Space of Law is a visualisation of the connections between the paragraphs of the law of Sweden. It provides an understanding of these connections between the lines that fills the law books and is an experience that alights the gravity of the connections between the paragraphs. While navigating inside the law of Sweden enables the audience to navigate their own way through the paragraphs and exposes the complexity in its construction. The bodily experience of this artwork indicates the potential of aesthetics displacing subjective positions and previous understandings. While the online version enables the positioning to flip from those who have studied and those who can afford, to a position whereas, the users – or citizens – can unmask the coded paragraphs and begin to see these classifications as being more than just the ignorable fine print.
Eager to fly yourself? We encourage you to take the Space of Law into your own hands on your mobile or desktop devices by going here.
Space of Law was produced by ICIA for the Rob Law Exhibition. Scroll below for a text written by Charlotta Kronblad, lawyer and researcher of the digitalization of the law at Chalmers University, Gothenburg. This piece was critically reviewed by Sara Arvidsson of the Göteborg Post on 31 Aug 2019 (link).
*Space of Law was created by Studio Alight in collaboration with Alexander Wingård
by Charlotta Kronblad, lawyer and researcher of the digitalization of the law at Chalmers University, Gothenburg.
The law is central for a functioning society. But what is the law? Is the law merely a book of rules that we should follow? Or can we understand what the law is or should be, in another way? While this piece of art: ”Space of Law”, expands in front of our eyes we develop new mental points of departure, from which we can see, and question, the nature of law and its function, in a modern digital context.
From a legal perspective we can define the law as a system of rules that the citizens of a country (or the members of another group) acknowledge as legitimate. As citizens acknowledge and accept the law, it steers their behavior and provides the executor with monopoly over the power to punish any breaches of law. To execute legal power is the basis of the rule of law, which is a key pillar of modern democracy. In democracies, the content of the law is decided by the norms that are agreed upon by the majority of its citizens. The law is therefore changing over time. When the norms in society change, so will the law. To protect minorities, and to avoid being influenced by temporary popular movements, the systems often institutionalizes constitutional protection. In Sweden this is manifested in constitutional law that protects certain freedom and rights.
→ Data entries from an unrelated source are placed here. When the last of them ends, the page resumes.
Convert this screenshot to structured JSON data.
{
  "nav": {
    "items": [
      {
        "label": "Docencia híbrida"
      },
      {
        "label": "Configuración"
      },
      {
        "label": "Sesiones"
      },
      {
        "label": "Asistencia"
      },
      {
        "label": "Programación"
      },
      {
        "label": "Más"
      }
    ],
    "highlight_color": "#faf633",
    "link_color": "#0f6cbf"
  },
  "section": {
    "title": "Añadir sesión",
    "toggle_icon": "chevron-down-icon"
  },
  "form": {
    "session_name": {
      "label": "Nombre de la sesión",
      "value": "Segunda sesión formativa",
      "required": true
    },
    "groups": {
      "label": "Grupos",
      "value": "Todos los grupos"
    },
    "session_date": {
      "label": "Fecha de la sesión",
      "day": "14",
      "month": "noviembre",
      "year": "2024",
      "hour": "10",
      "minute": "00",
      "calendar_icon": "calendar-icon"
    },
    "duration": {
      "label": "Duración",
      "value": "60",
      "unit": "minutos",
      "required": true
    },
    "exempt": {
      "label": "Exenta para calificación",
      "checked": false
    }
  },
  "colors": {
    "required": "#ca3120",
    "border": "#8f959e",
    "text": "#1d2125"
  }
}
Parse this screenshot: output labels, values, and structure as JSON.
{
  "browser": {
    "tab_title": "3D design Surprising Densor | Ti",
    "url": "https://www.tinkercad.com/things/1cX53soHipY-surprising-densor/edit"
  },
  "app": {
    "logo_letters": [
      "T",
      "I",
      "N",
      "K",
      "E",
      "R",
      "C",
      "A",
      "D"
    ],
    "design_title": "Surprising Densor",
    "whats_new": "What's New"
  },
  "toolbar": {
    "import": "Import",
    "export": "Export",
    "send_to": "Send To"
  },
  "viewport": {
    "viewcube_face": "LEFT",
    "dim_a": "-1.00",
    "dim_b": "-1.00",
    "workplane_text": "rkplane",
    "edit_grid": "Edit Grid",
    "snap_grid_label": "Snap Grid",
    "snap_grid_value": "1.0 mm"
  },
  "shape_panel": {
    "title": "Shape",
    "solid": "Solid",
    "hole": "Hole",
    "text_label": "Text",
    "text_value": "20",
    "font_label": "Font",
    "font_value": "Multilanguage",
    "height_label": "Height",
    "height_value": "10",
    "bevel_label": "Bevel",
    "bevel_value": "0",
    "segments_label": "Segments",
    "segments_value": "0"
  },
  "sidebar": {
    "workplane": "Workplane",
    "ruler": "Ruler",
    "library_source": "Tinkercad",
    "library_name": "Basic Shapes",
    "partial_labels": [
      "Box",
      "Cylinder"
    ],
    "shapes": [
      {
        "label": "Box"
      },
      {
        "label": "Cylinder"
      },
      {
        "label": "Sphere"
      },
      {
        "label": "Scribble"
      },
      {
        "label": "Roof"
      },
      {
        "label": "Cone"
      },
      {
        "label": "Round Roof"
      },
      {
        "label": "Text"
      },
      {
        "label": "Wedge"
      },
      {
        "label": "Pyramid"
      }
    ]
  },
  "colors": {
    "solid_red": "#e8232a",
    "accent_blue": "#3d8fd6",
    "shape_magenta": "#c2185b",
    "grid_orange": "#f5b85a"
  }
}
These cannot be amended as easy, or fast, as the other laws. The rule of law therefore has a conserving effect, that calls for hesitation and reflection.
The role of art in society is often the opposite. Art can adorn but also challenge. Art can be provocative, drive societal progression and move positions forward. Therefore, law and art are not often combined or understood together. The Space Law is, consequently, completely unique. This piece brings us on a journey into the world of law, a journey where the law is transformed from text into a three-dimensional context, where we gain new perspectives that open our minds for new possibilities. Suddenly we are able to ask new questions about the law and the relations between different pieces of text. The legal galaxy also makes the legal scope and complexity visible, showing that it has become almost impossible for citizens to grasp the content of it. The complexity creates a distance to the law, that becomes problematic as the citizens cannot understand the content. The rule of law builds on trust, but how can we trust a system that we cannot grasp or comprehend?
By using digital technologies to combine art and law, the artists enable totally new questions. When the law is not spatially restricted new possibilities emerge as of how to regard and use it. In times of mass migration and digitalization, where both material and immaterial borders disperse, it is possible that we might need to understand and apply nationally based territorial legislation in novel ways. To dare to consider this, is not only important but also urgent. Because the fact is, that we live in an increasingly complex world where global changes, technological progress and alternative systems of government challenges the rule of law as the optimal one. Contemporary western democracies, based on the nationalistic rule of the people under the law, may not be forever. To build vital and ethical environments for human co-existence moving forward we might need to think in new ways about dynamic network of relations and norms and a development of the rule of law. This piece of art enables such thinking. With art as the mediator it is suddenly possible to question the two-dimensional nature of law and awake thoughts about the nature and future of the rule of law.